The Sun Also Rises (The Laser's Edge)
By: Vinnie Apicella
The groundwork for "The Sun Also Rises" was laid two decades ago by the Klazinga Brothers, a Dutch duo with their designs for taking flight. Featuring nearly ten additional players, "The Sun Also Rises" is a massive musical presentation that's reminiscent to the progressive rock masters of the past where dexterity combined with depth to embed some truly dramatic moments that had to be heard several times to fully appreciate.

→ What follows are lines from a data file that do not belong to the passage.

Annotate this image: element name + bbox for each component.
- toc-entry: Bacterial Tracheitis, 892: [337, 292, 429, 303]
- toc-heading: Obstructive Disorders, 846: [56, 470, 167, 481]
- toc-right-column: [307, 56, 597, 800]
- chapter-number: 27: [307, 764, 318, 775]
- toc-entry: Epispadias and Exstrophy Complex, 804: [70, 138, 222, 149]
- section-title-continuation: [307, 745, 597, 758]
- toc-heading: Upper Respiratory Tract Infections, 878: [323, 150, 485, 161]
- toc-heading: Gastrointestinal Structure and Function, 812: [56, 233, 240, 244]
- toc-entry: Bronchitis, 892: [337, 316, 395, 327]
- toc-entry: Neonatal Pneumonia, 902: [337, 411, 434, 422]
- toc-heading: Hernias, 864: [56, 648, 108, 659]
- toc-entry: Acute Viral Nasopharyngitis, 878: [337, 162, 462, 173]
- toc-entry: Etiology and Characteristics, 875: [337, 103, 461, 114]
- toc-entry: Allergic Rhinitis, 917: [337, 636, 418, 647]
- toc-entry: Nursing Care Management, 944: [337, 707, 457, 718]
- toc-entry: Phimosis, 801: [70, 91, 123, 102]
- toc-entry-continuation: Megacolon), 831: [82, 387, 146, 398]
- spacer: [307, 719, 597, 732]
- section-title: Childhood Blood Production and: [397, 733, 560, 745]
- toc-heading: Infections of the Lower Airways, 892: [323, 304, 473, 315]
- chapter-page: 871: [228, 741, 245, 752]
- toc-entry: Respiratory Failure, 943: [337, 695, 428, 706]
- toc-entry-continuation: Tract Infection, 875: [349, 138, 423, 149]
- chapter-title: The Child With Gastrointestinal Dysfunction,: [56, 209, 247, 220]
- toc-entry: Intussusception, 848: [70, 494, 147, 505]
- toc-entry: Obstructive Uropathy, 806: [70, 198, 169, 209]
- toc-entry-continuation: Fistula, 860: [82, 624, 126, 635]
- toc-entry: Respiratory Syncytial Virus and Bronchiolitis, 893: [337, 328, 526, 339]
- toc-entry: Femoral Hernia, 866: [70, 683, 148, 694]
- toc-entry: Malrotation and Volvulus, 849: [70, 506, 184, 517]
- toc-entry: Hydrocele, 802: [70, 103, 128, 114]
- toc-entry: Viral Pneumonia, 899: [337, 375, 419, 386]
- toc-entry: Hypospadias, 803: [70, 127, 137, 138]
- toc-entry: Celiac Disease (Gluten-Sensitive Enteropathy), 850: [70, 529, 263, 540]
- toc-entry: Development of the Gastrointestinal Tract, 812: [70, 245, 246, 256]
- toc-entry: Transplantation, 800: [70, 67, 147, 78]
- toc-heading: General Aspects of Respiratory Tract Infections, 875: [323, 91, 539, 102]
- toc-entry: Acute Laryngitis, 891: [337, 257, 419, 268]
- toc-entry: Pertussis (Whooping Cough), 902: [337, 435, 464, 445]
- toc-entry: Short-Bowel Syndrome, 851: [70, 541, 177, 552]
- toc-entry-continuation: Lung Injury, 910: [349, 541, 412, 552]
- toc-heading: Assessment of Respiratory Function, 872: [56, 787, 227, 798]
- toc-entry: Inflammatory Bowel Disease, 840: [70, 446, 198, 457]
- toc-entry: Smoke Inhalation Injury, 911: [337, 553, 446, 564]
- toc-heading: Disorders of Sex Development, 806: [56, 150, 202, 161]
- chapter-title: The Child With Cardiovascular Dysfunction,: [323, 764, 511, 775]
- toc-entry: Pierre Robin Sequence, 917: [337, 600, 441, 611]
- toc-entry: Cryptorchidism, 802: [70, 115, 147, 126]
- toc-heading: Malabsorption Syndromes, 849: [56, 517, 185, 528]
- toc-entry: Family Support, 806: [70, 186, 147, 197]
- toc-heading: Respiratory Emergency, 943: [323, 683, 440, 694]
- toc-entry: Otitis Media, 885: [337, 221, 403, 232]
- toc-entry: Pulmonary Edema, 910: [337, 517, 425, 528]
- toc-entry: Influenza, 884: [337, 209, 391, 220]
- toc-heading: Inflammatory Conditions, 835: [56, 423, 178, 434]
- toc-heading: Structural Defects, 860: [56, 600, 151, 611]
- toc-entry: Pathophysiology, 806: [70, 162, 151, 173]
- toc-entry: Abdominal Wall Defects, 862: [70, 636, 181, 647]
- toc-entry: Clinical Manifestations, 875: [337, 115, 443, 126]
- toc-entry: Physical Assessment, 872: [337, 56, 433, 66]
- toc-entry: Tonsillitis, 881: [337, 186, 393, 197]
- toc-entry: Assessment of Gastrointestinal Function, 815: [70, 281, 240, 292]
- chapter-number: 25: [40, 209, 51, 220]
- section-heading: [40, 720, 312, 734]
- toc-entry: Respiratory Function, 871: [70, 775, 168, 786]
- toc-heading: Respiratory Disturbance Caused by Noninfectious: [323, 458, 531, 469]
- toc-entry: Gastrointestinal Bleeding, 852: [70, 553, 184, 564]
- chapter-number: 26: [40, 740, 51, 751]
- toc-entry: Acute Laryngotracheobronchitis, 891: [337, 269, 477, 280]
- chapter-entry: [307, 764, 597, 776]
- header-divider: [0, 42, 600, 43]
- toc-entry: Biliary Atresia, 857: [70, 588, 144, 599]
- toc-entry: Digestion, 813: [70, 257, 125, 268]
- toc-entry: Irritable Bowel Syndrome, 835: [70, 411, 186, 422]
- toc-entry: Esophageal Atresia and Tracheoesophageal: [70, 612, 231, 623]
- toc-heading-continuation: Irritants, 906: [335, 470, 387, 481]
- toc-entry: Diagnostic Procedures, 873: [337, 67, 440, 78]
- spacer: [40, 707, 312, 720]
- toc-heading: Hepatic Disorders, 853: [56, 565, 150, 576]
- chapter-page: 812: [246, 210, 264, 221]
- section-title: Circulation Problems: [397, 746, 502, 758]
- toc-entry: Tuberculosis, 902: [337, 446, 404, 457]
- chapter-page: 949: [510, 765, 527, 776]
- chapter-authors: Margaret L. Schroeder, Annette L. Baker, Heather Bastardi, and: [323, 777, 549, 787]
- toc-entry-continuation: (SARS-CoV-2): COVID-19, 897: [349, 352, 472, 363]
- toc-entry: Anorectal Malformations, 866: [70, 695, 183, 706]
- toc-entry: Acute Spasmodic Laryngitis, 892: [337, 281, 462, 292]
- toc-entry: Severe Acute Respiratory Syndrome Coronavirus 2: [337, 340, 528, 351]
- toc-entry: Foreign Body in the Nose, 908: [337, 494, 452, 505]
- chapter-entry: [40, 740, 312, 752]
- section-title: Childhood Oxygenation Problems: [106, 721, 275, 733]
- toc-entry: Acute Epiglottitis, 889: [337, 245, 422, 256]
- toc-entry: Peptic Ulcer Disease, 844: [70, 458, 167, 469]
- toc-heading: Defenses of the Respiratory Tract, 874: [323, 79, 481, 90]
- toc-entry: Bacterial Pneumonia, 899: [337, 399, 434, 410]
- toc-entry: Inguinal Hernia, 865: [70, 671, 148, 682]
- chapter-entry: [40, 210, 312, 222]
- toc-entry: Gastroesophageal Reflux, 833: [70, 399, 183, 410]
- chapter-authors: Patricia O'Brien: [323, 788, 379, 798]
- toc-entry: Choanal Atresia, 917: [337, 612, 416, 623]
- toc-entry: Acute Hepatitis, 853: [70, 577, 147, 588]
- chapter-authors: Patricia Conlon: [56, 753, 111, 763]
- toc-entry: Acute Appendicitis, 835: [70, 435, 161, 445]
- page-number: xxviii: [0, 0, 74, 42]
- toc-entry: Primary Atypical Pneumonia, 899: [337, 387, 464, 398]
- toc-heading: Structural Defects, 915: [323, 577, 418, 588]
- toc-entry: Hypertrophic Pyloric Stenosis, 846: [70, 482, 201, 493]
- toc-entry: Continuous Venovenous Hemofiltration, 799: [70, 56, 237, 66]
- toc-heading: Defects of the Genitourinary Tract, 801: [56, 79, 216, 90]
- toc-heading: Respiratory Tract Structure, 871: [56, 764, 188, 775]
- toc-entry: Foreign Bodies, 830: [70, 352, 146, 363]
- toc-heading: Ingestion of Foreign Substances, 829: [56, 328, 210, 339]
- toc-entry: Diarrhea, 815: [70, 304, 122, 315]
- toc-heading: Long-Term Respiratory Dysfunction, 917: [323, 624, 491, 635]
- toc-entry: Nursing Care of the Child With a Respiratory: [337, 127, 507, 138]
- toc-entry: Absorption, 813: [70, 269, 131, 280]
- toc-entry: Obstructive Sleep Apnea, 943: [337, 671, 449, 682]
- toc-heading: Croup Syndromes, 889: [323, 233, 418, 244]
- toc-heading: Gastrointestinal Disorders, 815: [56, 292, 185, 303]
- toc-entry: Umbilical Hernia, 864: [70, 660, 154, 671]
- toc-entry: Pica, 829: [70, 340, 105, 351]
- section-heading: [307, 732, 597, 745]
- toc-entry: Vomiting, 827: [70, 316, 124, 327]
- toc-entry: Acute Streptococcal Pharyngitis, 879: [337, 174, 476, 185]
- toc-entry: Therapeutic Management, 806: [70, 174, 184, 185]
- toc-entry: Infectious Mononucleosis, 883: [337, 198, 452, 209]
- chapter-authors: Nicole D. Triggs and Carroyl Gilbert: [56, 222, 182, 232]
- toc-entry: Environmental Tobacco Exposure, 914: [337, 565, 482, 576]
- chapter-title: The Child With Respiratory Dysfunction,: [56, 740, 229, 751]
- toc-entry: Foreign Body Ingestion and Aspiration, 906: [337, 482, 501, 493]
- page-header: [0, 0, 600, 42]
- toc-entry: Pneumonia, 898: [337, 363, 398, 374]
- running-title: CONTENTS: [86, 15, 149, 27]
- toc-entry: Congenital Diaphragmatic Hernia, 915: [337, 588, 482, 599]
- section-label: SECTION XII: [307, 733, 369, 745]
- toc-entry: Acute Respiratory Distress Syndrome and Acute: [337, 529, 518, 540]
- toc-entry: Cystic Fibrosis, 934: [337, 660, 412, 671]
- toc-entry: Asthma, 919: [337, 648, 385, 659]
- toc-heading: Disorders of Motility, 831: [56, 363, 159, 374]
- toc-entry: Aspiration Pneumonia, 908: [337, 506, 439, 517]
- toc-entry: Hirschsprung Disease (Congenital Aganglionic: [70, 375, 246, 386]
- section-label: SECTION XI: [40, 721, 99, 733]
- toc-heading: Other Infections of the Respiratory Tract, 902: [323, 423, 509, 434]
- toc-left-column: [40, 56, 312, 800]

From the earthy opening moments of "The Gate Of Eternity," a seven minute epic, it's evident this is a very elemental undertaking built upon dreamy symphonic sequences and folksy harmonies. Conversely, "Conspiracy" features a brasher introduction of edgy guitar chords and keyboard interplay that brings to mind the keyboard-laden radio rock of Journey before embarking on a still water sequence at mid-point that reveals the subtler side of the equation, as before, before yielding again to the decidedly louder guitar/key compliment before fade out. "Conviction," three songs later, could be the long lost heretical brother of the former, again brandishing a heavier guitar part, attacked and assisted by the keys, for one of the catchier if darker, more turbulent tracks. "Mortal Brow" tears one right from the Marillion song book with its varying speeds, moods and musical tones.
Thematically, medieval combines with modernity as primary lyricist Joop Klazinga views the world from a vantage point of past and present, exploring the external through internal analysis, and the quest for inner peace. Brother Gerben, principal song writer and percussionist, incorporates a symphonic feel to the songs, all of which involve many instrumental parts amidst their usual five to six minute length, only without too many undetermined reaches. In that regard and in the powerful yet polished production, "The Sun Also Rises" packs a more immediate impact than might a previous King Crimson or early Genesis record, though the comparisons are otherwise well-founded.
Featuring a wealth of veteran musicians encompassing four guitar players, two bassists, percussion and woodwind, there's at once an ambient, new age character that's well blended with traditionally organic elements that feature lead guitar and keyboard harmonies and complimentary soloism while the rest of the rhythm section sets the seasonal backdrop that's usually Spring-like, uplifting and effectual.
While any number of groups could make for competent comparisons, from Saga to Genesis to King Crimson or even Kansas in the early going, particularly in the vocals where here, lead singer Mark Smit, with his soulful croon similar to Steve Walsh on the band's gentler moments; and then there's the classic tones of Pink Floyd never more so evident than on the inspired epic "Moods Inspiring Clouds." Overall, there's not much wasted energy on this record. Knight Area's "The Sun Also Rises" is an exercise in precision, bridled power, and careful planning that yields an impressive end result.